Shall minister unto thee - That is, by coming up as an acceptable sacrifice on the altar.
They shall come up with acceptance on mine altar - It is by no means necessary to understand this literally. The Jews were accustomed to express their ideas of worship by sacrifices, and the prophet naturally employed that language. The sense is, that the conversion of the wandering tribes of Arabia would be as certain and as signal as if the numerous flocks of Kedar and Nebaioth should be devoted to Yahweh in sacrifice. All that was valuable there would be employed in his service; the people would come with their most precious offerings and consecrate them to God. It is evident that this remains to be fulfilled. Paul, indeed, preached in Arabia Galatians 1:17; and, doubtless, there were some conversions to Christianity there. But, as a people, they never have been converted to the true God; and in all ages they have been the victims of either idolatry or superstition.
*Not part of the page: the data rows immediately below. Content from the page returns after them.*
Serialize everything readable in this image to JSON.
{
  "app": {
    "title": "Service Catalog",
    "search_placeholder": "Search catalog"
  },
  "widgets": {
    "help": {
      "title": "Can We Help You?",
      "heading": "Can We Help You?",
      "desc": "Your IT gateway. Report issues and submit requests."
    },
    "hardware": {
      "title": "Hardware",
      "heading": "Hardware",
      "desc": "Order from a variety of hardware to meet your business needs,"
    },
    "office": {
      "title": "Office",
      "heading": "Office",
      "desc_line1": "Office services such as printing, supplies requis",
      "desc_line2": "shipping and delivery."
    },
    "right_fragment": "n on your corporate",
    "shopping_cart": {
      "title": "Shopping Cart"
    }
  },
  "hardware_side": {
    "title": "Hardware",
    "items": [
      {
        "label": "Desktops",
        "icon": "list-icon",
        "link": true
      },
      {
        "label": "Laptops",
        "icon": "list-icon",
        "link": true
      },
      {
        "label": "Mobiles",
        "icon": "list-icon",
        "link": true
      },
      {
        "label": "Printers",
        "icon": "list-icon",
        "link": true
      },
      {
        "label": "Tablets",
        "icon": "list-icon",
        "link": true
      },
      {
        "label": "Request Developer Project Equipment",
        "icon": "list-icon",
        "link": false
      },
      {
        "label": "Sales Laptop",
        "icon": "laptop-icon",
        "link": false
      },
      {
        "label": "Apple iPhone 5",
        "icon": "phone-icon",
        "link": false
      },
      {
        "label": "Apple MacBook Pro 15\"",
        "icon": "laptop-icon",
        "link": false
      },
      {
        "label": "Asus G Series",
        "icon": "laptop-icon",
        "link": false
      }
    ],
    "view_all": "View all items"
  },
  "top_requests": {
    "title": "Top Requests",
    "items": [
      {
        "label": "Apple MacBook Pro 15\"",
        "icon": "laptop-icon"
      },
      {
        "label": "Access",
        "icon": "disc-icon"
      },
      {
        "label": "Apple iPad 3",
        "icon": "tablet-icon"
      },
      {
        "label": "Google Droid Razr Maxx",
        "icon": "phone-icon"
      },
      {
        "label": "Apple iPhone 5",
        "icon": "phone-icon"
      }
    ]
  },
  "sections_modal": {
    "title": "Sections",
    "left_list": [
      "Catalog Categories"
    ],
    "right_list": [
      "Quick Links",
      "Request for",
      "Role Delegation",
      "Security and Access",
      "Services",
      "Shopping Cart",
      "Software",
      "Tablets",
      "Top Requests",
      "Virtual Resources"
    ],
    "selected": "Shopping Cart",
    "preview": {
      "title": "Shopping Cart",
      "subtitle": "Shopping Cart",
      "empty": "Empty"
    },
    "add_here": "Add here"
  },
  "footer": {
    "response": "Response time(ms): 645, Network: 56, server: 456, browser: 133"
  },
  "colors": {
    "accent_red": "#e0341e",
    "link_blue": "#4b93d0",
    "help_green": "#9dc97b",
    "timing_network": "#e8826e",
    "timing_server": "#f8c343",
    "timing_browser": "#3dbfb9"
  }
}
The time will come, however, when Arabia, so interesting as settled by the descendants of Abraham; so interesting in the bold, active, and energetic character of its tribes; so interesting as using a language that is one of the most refined and far-spoken of the earth; and so interesting as being, in some parts at least, among the most fertile and beautiful of the earth, shall be converted to God. Probably the most balmy, pure, and pleasant climate of the world is the southern part of Arabia Felix - the country of Yemen; and when the Arabs shall bring their energy of character to the service of the true God, and the gospel shall be preached in their language to all their tribes, no one can predict the effect which this shall have on the entire conversion of the world.
And I will glorify - I will honor my glorious house, that is, the temple. Lowth, ‹And my beauteous house I will yet beautify.‘ The idea is, that he would adorn the temple by bringing the distant nations, with their most valuable possessions, to worship there. That is, the true religion would yet appear glorious when the nation should acknowledge it and submit to its requirements.